Picture this: the year is 2001 and you’re rolling up to your local movie theater to watch Spy Kids, the newest age-appropriate blockbuster all your friends have been telling you about. You park at your favorite mall (of course the movie theater is in a mall — this is 2001, after all) and make your way to the ticket booth. After buying your ticket (you can’t believe tickets cost $5 now!) and ordering yourself a large popcorn, you quietly find your seat just as the previews are ending. You may have survived Y2K, but little do you know that an even more horrific fate awaits you: the Thumb-Thumbs.

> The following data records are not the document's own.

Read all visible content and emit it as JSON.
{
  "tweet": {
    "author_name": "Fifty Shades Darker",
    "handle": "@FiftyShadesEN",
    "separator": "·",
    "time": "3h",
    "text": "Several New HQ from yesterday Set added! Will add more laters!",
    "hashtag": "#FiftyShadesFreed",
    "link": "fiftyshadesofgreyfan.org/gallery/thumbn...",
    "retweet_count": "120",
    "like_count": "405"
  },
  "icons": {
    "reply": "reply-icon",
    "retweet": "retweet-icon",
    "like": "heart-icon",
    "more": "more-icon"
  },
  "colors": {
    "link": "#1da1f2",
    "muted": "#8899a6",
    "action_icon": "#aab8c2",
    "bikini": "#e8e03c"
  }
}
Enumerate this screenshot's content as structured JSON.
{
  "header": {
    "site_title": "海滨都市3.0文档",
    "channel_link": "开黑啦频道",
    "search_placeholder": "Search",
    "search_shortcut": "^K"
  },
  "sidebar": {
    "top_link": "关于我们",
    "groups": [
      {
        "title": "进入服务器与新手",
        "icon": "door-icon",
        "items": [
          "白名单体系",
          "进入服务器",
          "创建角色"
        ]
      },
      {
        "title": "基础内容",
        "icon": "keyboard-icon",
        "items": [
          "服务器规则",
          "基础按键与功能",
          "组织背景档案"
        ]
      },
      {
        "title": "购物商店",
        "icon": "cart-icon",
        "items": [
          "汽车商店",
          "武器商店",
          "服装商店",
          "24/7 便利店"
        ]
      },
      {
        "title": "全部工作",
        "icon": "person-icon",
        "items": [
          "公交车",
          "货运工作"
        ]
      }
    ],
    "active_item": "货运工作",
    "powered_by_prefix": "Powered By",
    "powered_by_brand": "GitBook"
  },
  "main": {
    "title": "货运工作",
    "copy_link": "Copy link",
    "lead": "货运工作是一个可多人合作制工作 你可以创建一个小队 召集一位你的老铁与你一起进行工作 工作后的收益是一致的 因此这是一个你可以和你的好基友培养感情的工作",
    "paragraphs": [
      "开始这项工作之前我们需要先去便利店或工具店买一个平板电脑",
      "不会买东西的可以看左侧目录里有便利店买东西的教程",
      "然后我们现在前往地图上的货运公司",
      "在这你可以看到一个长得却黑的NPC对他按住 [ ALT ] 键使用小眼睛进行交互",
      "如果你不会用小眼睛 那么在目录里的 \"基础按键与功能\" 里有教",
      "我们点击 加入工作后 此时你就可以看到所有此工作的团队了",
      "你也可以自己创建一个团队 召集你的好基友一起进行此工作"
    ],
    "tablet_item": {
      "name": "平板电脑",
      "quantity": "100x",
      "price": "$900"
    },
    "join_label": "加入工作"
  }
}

Any Robert Rodriguez fan knows that the filmmaker has a penchant for artistic gore, much like his friend and fellow auteur Quentin Tarantino, but nothing could have prepared moviegoers for the Thumb-Thumbs. As the name suggests, Thumb-Thumbs are anthropomorphic thumbs with thumbs for heads (and every appendage, really) who work as Floop’s henchmen in the film. These robots behave only the way Floop programmed them to, and while they’re not technically evil by nature, they’re incredibly disconcerting to watch. What drove Rodriguez to create these characters and why wasn’t he stopped?!
The Thumb-Thumbs in Spy Kids were a childhood invention
Rodriguez began formulating the idea for Spy Kids shortly after creating his short film Bedhead while he was a student at the University of Texas at Austin. His first feature-length film, El Mariachi ⏤ a low-budget neo-Western ⏤ would catapult him into the mainstream, but Rodriguez loved the idea of creating a full-length film revolving around family. In a series of interviews with Creative Screenwriting, Rodriguez shared that he developed a loose plot early on and intended for the movie to be a James Bond adventure film for kids with none of his already-signature gore.

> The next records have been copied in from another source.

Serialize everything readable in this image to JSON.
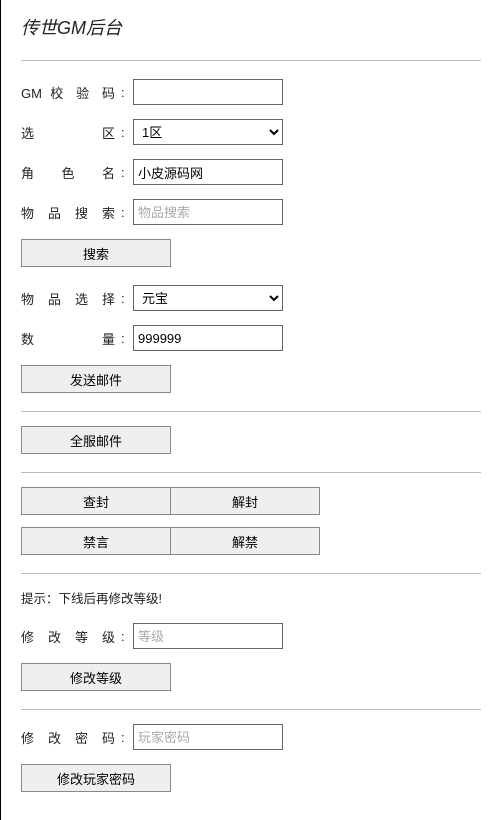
{
  "title": "传世GM后台",
  "section1": {
    "gm_code_label": "GM 校 验 码",
    "gm_code_value": "",
    "zone_label": "选　　区",
    "zone_selected": "1区",
    "role_name_label": "角　色　名",
    "role_name_value": "小皮源码网",
    "item_search_label": "物 品 搜 索",
    "item_search_placeholder": "物品搜索",
    "item_search_value": "",
    "search_btn": "搜索",
    "item_select_label": "物 品 选 择",
    "item_selected": "元宝",
    "quantity_label": "数　　量",
    "quantity_value": "999999",
    "send_mail_btn": "发送邮件"
  },
  "section2": {
    "server_mail_btn": "全服邮件"
  },
  "section3": {
    "btn_block": "查封",
    "btn_unblock": "解封",
    "btn_mute": "禁言",
    "btn_unmute": "解禁"
  },
  "section4": {
    "hint": "提示：下线后再修改等级!",
    "level_label": "修 改 等 级",
    "level_placeholder": "等级",
    "level_value": "",
    "modify_level_btn": "修改等级"
  },
  "section5": {
    "password_label": "修 改 密 码",
    "password_placeholder": "玩家密码",
    "password_value": "",
    "modify_password_btn": "修改玩家密码"
  }
}
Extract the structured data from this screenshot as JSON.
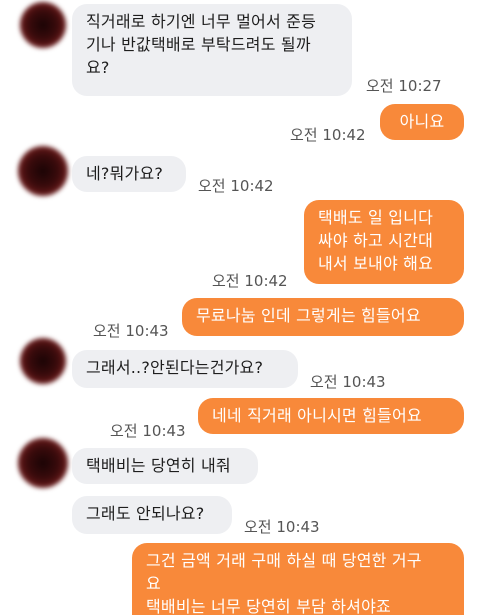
{
  "messages": [
    {
      "side": "in",
      "text": "직거래로 하기엔 너무 멀어서 준등\n기나 반값택배로 부탁드려도 될까\n요?",
      "time": "오전 10:27"
    },
    {
      "side": "out",
      "text": "아니요",
      "time": "오전 10:42"
    },
    {
      "side": "in",
      "text": "네?뭐가요?",
      "time": "오전 10:42"
    },
    {
      "side": "out",
      "text": "택배도 일 입니다\n싸야 하고 시간대\n내서 보내야 해요",
      "time": "오전 10:42"
    },
    {
      "side": "out",
      "text": "무료나눔 인데 그렇게는 힘들어요",
      "time": "오전 10:43"
    },
    {
      "side": "in",
      "text": "그래서..?안된다는건가요?",
      "time": "오전 10:43"
    },
    {
      "side": "out",
      "text": "네네 직거래 아니시면 힘들어요",
      "time": "오전 10:43"
    },
    {
      "side": "in",
      "text": "택배비는 당연히 내줘"
    },
    {
      "side": "in",
      "text": "그래도 안되나요?",
      "time": "오전 10:43"
    },
    {
      "side": "out",
      "text": "그건 금액 거래 구매 하실 때 당연한 거구\n요\n택배비는 너무 당연히 부담 하셔야죠"
    }
  ]
}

In the same interview, Rodriguez revealed that he first got the idea for the accursed Thumb-Thumbs from artwork he created when he was 13. The art actually helped him win his first art contest ⏤ perhaps they were as equally repulsed and impressed as I am ⏤ and he thought his rediscovered childhood ideas were perfect for a movie made for children. For what it’s worth, Rodriguez seemed equally as surprised by what his childhood imagination could come up with, but decided to roll with it for the sake of the film.
“So cool finding old drawings and you wonder what you were thinking, but that’s the mindset. I wanted this to have the feel like a kid wrote it, shot it, edited it, directed it. What a kid would do.”
While that’s the official reason Rodriguez included the Thumb-Thumbs in Spy Kids, it’s worth mentioning that these Thumb people are literally “all thumbs” and as incompetent as their name would suggest. Whether or not that was his intention, we love a good pun here at We Got This Covered!
Spy Kids: Armageddon is the latest entry in Rodriguez’s franchise, with a Sep. 22, 2023 premiere date on Netflix, but there’s no word yet on whether or not the Thumb-Thumbs will make an appearance.